Odd, because in Made in America Bryson states that German “prospered on American soil.” (p. 140) The contrast is with Gaelic (“gave us only a handful of words”), the various Scandinavian languages (“imparted even less”), and Italian (“slightly more productive, though…only with food words”). He then has a couple of paragraphs listing what he makes clear are only a few of the terms borrowed from German, most of them from the wave of immigration that took place during the middle and end of the nineteenth century. While he doesn’t give figures, it’s clear that he sees German as one of the most productive sources of current English borrowings.
OK, I dug out my copy of The Mother Tongue and found the text in question:
Well, besides the fact that we have borrowed lots of words from German, he’s mistaken about how many we’ve borrowed from other European languages. For instance, we’ve only borrowed one word from Finnish (sauna), maybe three or four words from Serbo-Croatian and none at all from Bulgarian, Slovenian or Latvian (among others). And less than 10 from Inuit. Compare these numbers with the 3 dozen or so that Tom gave earlier in this thread. (That list is hardly a complete one; with a little bit of work, I could come up with 3 dozen more and still not exhaust the category.)
Bryson is a journalist, not an expert on languages. He didn’t make up any of the facts he gives, but he doesn’t check them out thoroughly, either. I’d still like to know where he got this “fact” about German.

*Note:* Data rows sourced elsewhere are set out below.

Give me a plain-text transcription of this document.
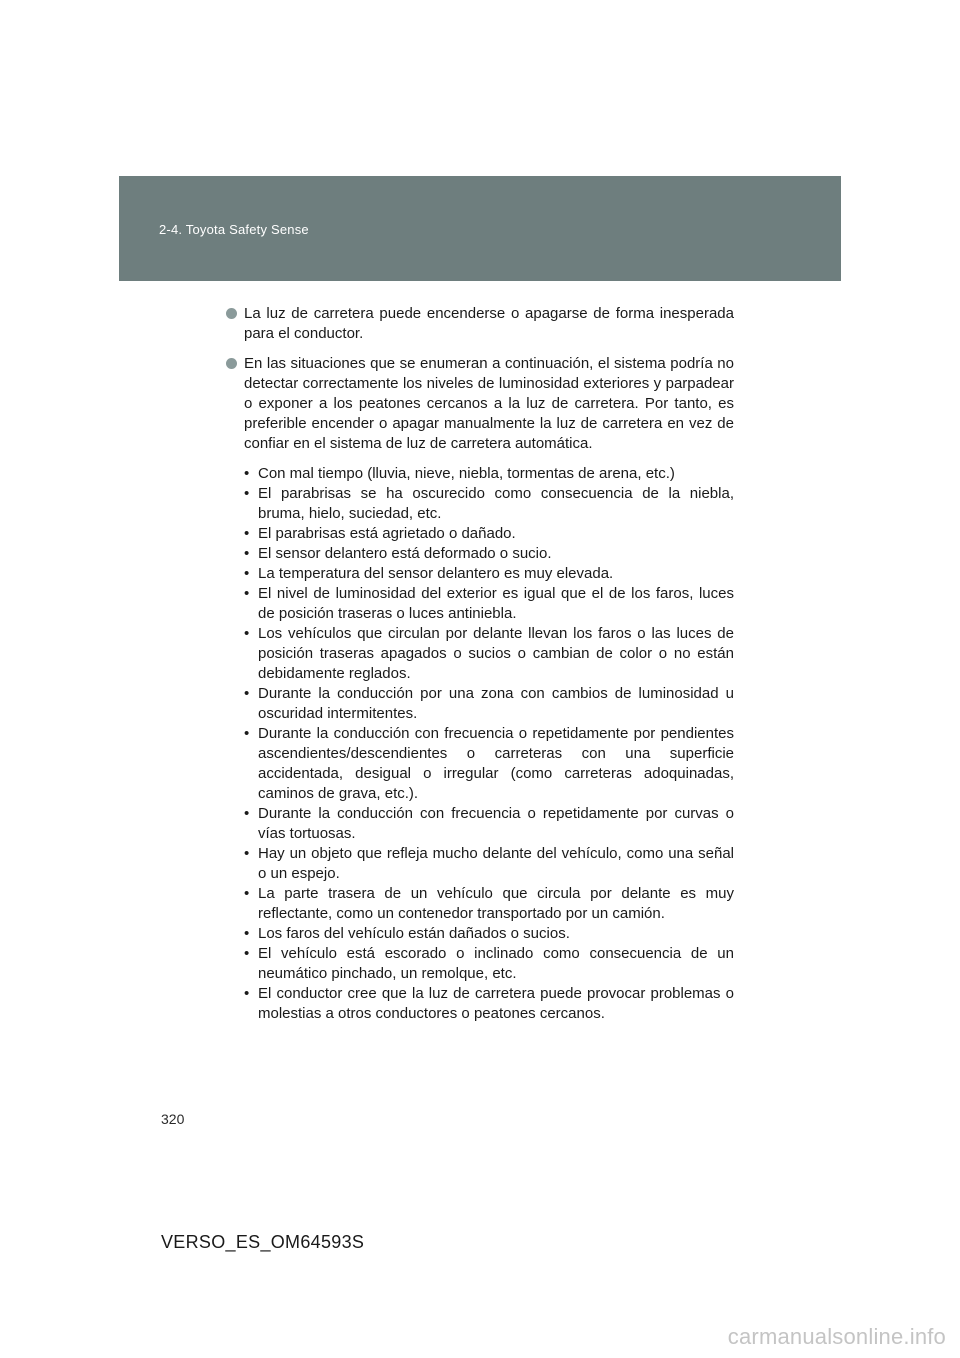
2-4. Toyota Safety Sense
La luz de carretera puede encenderse o apagarse de forma inesperada para el conductor.
En las situaciones que se enumeran a continuación, el sistema podría no detectar correctamente los niveles de luminosidad exteriores y parpadear o exponer a los peatones cercanos a la luz de carretera. Por tanto, es preferible encender o apagar manualmente la luz de carretera en vez de confiar en el sistema de luz de carretera automática.
• Con mal tiempo (lluvia, nieve, niebla, tormentas de arena, etc.)
• El parabrisas se ha oscurecido como consecuencia de la niebla, bruma, hielo, suciedad, etc.
• El parabrisas está agrietado o dañado.
• El sensor delantero está deformado o sucio.
• La temperatura del sensor delantero es muy elevada.
• El nivel de luminosidad del exterior es igual que el de los faros, luces de posición traseras o luces antiniebla.
• Los vehículos que circulan por delante llevan los faros o las luces de posición traseras apagados o sucios o cambian de color o no están debidamente reglados.
• Durante la conducción por una zona con cambios de luminosidad u oscuridad intermitentes.
• Durante la conducción con frecuencia o repetidamente por pendientes ascendientes/descendientes o carreteras con una superficie accidentada, desigual o irregular (como carreteras adoquinadas, caminos de grava, etc.).
• Durante la conducción con frecuencia o repetidamente por curvas o vías tortuosas.
• Hay un objeto que refleja mucho delante del vehículo, como una señal o un espejo.
• La parte trasera de un vehículo que circula por delante es muy reflectante, como un contenedor transportado por un camión.
• Los faros del vehículo están dañados o sucios.
• El vehículo está escorado o inclinado como consecuencia de un neumático pinchado, un remolque, etc.
• El conductor cree que la luz de carretera puede provocar problemas o molestias a otros conductores o peatones cercanos.
320
VERSO_ES_OM64593S
carmanualsonline.info
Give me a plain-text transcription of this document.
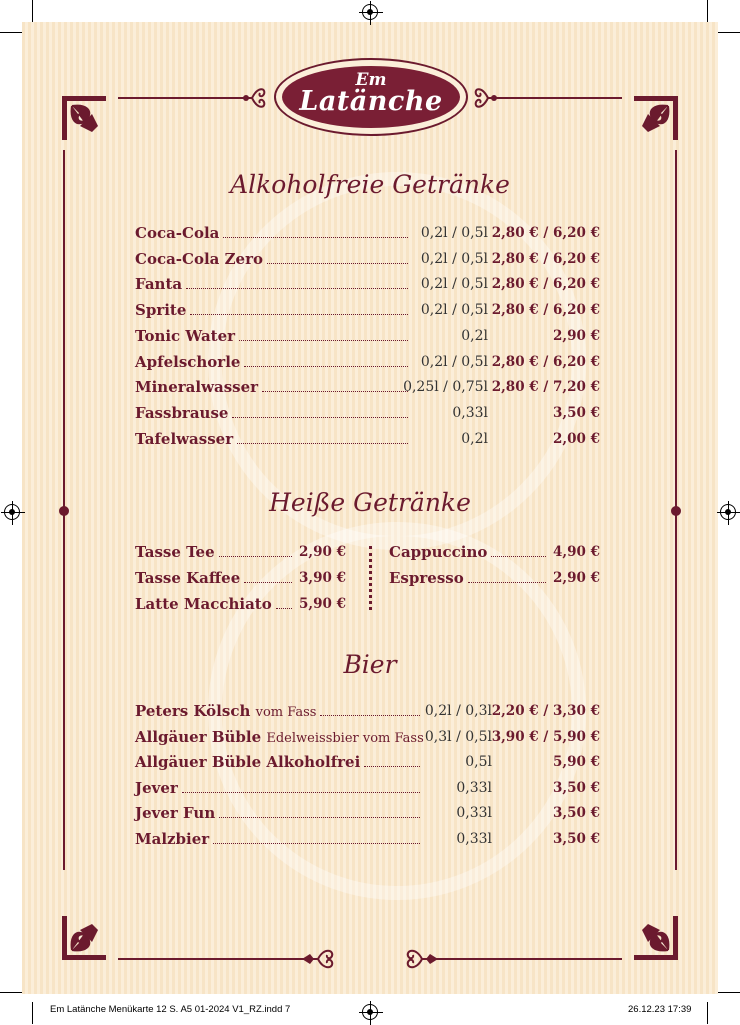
Em
Latänche
Alkoholfreie Getränke
Heiße Getränke
Bier
Coca-Cola	0,2l / 0,5l 2,80 € / 6,20 €
Coca-Cola Zero	0,2l / 0,5l 2,80 € / 6,20 €
Fanta	0,2l / 0,5l 2,80 € / 6,20 €
Sprite	0,2l / 0,5l 2,80 € / 6,20 €
Tonic Water	0,2l	2,90 €
Apfelschorle	0,2l / 0,5l 2,80 € / 6,20 €
Mineralwasser	0,25l / 0,75l 2,80 € / 7,20 €
Fassbrause	0,33l	3,50 €
Tafelwasser	0,2l	2,00 €
Tasse Tee	2,90 €
Tasse Kaffee	3,90 €
Latte Macchiato 5,90 €
Cappuccino	4,90 €
Espresso	2,90 €
Peters Kölsch vom Fass	0,2l / 0,3l 2,20 € / 3,30 €
Allgäuer Büble Edelweissbier vom Fass 0,3l / 0,5l 3,90 € / 5,90 €
Allgäuer Büble Alkoholfrei	0,5l	5,90 €
Jever	0,33l	3,50 €
Jever Fun	0,33l	3,50 €
Malzbier	0,33l	3,50 €
Em Latänche Menükarte 12 S. A5 01-2024 V1_RZ.indd 7	26.12.23 17:39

As far as him contradicting this in another book, well, he must have used a different reference. Or maybe someone sent him a letter telling him how off-base he was.
If that is the case (I really should know, but I don’t) the Finns have most probably borrowed it from Swedish. We did have some exchange of words when present day Sweden and Finland were just the Western and Eastern halves of the realm.
STOLE from the French??!? Yeah, sure, in the same way the goose whose liver is destined for the kitchen steals the food that is forced down her unwilling throat.